Em seu segundo mandato como governador do Ceará, o discurso de Camilo Santana (PT) em relação aos investimentos em pessoal, em logística e tecnologia na SSPDS nunca bateu com os resultados. Uma ladainha herdada do antecessor, Cid Gomes (PDT). Milhões empregados, principalmente em tecnologia da informação (TI), mas com os índices da violência urbana sempre crescentes.


A urgência de respostas mais eficientes para a segurança pública obrigou Camilo Santana a disponibilizar R$ 7,5 milhões. Recurso alocado na Funcap para o desenvolvimento de pesquisa científica na segurança pública em dois anos, de 2018 a 2019. “Foi uma combinação da necessidade flagrante do problema crucial para o Estado com a compreensão do secretário. Atualmente, é o maior projeto acompanhando pela Funcap”, explica Tarcísio Pequeno.

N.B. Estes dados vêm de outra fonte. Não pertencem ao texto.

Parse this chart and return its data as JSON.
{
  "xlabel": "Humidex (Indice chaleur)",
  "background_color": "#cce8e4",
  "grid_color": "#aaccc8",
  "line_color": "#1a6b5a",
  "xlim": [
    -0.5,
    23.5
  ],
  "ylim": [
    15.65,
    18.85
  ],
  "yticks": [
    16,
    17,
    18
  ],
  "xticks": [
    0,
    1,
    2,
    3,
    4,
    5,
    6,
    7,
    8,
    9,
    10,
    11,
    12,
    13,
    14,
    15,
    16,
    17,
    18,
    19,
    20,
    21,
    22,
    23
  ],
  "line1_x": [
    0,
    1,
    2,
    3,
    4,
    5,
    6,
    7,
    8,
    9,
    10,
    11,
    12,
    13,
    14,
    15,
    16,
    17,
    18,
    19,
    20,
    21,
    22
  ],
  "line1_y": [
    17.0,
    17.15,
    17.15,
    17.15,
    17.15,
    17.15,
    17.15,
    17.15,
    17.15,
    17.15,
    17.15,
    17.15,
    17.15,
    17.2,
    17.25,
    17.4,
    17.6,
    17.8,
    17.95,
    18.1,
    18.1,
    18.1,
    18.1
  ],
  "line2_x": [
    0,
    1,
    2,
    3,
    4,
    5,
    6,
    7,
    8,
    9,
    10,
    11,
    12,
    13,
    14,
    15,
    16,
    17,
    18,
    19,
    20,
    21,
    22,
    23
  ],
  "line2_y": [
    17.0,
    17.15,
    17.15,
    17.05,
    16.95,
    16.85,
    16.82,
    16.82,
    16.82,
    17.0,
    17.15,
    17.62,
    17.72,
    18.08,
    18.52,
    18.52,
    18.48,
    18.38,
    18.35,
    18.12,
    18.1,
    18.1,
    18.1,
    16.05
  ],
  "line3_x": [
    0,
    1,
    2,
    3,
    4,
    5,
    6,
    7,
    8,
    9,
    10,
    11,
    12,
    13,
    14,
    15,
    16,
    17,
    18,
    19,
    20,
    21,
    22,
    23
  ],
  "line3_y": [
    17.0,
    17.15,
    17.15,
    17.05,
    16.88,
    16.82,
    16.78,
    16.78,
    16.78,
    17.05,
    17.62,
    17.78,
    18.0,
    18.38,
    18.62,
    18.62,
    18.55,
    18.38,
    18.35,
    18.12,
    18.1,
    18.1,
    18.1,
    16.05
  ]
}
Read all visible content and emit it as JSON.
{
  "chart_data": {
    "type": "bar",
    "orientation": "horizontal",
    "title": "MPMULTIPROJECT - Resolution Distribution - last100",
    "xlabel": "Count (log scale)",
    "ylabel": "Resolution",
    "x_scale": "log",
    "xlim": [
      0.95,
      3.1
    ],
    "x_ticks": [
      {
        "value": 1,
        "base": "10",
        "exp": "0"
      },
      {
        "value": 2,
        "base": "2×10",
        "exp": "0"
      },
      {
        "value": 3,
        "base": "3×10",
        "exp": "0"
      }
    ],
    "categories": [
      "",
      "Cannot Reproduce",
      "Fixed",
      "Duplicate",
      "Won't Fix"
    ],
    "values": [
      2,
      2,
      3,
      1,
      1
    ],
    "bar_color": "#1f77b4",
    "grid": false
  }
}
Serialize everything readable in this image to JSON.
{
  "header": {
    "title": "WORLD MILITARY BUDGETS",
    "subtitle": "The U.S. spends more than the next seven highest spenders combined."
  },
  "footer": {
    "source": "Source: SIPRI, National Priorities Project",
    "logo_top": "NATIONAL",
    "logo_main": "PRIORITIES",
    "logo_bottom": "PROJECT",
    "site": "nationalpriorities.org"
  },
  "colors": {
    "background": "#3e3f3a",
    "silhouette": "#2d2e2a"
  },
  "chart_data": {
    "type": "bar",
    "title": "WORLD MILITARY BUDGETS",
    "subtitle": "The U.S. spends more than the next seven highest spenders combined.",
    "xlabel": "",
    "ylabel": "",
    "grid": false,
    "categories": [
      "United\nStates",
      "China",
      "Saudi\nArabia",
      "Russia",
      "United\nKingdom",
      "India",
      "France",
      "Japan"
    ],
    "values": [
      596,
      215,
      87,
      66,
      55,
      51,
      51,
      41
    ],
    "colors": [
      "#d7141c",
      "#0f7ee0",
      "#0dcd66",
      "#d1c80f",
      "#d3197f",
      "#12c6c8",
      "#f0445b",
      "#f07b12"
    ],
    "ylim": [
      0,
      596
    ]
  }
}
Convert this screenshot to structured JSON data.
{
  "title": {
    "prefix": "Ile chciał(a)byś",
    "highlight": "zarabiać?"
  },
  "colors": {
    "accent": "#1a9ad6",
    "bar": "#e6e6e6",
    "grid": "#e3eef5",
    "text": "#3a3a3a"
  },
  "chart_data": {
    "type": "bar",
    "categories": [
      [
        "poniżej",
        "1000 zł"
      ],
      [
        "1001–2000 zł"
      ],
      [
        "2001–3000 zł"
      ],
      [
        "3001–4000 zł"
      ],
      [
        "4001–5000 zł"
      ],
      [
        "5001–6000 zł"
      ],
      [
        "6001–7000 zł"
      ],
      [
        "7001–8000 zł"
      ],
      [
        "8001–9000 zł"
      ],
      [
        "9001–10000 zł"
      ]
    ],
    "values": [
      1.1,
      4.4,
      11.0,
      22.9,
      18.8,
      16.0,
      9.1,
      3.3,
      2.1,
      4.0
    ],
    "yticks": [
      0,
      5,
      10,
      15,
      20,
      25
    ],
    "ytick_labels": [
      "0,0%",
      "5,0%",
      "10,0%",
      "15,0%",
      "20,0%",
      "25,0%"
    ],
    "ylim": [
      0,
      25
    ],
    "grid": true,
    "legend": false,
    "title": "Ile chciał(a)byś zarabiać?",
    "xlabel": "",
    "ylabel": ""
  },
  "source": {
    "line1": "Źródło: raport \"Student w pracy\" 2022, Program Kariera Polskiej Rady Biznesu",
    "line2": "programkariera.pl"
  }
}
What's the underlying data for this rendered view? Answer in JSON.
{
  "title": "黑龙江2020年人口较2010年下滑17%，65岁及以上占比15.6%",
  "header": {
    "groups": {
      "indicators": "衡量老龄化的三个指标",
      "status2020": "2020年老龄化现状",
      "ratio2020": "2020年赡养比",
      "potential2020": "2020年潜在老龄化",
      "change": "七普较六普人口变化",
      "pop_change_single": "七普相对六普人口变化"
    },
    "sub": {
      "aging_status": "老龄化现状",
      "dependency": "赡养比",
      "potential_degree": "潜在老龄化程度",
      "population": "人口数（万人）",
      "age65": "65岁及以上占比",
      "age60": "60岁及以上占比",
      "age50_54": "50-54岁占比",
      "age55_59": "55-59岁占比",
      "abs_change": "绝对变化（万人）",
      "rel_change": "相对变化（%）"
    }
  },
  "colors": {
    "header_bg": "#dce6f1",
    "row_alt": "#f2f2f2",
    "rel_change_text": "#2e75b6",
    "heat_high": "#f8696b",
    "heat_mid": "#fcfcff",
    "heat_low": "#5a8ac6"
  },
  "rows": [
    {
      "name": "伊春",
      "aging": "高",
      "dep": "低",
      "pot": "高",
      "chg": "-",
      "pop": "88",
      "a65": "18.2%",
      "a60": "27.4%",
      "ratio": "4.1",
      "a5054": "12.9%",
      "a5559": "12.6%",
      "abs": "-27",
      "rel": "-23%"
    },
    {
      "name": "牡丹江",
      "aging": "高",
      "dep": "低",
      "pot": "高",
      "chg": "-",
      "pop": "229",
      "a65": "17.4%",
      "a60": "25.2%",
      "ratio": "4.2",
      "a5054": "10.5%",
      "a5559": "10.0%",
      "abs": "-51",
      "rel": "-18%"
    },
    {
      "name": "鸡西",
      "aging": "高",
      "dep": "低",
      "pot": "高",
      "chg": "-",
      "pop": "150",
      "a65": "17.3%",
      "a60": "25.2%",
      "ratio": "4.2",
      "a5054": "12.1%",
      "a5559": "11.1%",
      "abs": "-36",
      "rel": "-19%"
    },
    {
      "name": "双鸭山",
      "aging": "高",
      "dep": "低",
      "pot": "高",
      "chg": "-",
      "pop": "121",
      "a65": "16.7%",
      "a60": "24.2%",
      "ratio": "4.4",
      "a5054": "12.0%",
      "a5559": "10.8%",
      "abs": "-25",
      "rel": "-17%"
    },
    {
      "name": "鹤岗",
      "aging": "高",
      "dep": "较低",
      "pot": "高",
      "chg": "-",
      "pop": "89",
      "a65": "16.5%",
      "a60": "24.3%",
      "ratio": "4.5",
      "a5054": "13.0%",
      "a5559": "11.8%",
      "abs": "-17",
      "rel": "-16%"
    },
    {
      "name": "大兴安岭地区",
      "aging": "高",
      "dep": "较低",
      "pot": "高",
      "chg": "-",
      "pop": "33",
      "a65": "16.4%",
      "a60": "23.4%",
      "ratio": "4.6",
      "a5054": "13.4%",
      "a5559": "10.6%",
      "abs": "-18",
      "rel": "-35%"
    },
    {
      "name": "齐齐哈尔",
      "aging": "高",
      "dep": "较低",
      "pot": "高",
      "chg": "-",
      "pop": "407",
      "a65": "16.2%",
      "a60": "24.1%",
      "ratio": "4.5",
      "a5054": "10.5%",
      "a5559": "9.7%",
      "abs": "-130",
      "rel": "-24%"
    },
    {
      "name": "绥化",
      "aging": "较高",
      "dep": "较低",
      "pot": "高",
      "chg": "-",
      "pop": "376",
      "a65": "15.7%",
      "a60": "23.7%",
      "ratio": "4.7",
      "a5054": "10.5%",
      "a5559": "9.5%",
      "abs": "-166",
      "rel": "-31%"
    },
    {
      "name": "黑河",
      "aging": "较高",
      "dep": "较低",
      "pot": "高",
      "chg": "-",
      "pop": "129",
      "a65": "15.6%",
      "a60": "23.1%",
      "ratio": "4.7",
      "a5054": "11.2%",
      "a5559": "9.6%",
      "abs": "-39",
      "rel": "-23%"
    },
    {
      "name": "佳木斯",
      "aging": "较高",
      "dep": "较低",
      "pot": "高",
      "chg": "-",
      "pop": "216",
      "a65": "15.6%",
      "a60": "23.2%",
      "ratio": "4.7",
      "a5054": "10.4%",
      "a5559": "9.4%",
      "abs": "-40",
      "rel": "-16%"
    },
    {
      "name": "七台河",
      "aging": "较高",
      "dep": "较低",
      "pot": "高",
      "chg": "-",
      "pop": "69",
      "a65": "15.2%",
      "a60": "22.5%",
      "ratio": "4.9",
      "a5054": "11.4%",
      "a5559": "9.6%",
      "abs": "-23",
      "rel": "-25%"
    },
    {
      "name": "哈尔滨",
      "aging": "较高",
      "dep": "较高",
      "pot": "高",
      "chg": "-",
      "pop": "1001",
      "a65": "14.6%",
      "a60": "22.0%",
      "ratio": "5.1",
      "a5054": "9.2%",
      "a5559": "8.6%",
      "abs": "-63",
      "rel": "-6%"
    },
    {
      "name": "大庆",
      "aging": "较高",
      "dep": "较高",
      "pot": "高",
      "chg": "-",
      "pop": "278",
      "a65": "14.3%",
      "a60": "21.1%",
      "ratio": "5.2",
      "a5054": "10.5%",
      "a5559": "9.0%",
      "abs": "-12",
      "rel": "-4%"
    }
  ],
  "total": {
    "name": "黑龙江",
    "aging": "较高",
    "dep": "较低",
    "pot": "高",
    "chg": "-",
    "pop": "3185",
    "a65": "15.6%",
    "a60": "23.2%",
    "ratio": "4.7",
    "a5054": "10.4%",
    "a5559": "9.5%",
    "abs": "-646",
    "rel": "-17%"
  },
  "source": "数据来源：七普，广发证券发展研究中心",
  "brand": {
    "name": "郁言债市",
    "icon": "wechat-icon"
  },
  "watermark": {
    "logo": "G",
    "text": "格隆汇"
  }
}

Pelo menos 50 cientistas da Universidade Federal do Ceará e mais servidores da SSPDS e da Polícia Rodoviária Federal estão trabalhando em soluções de inteligência artificial para a segurança pública. Segundo Tarcísio Pequeno, são estudos, por exemplo, para reconhecimento mais eficaz de imagens – tanto de veículos como de pessoas. Ou sistematização de padrões que permitam buscas mais rápidas e abordagens mais assertivas de criminosos e suspeitos.


O presidente da Funcap prevê que, num futuro próximo e com a integração de tecnologias e dados de vários órgãos, o Estado terá o Big Data Ceará. Um arquivo gigantesco de dados conectados. “Vai-se poder estabelecer uma gama de conexões que o ser humano não enxerga e a máquina não deixa passar. Começaremos a identificar, por exemplo, alguns “clusters” (grupos) e as correlações deles com pessoas e padrões”, projeta Tarcísio Pequeno.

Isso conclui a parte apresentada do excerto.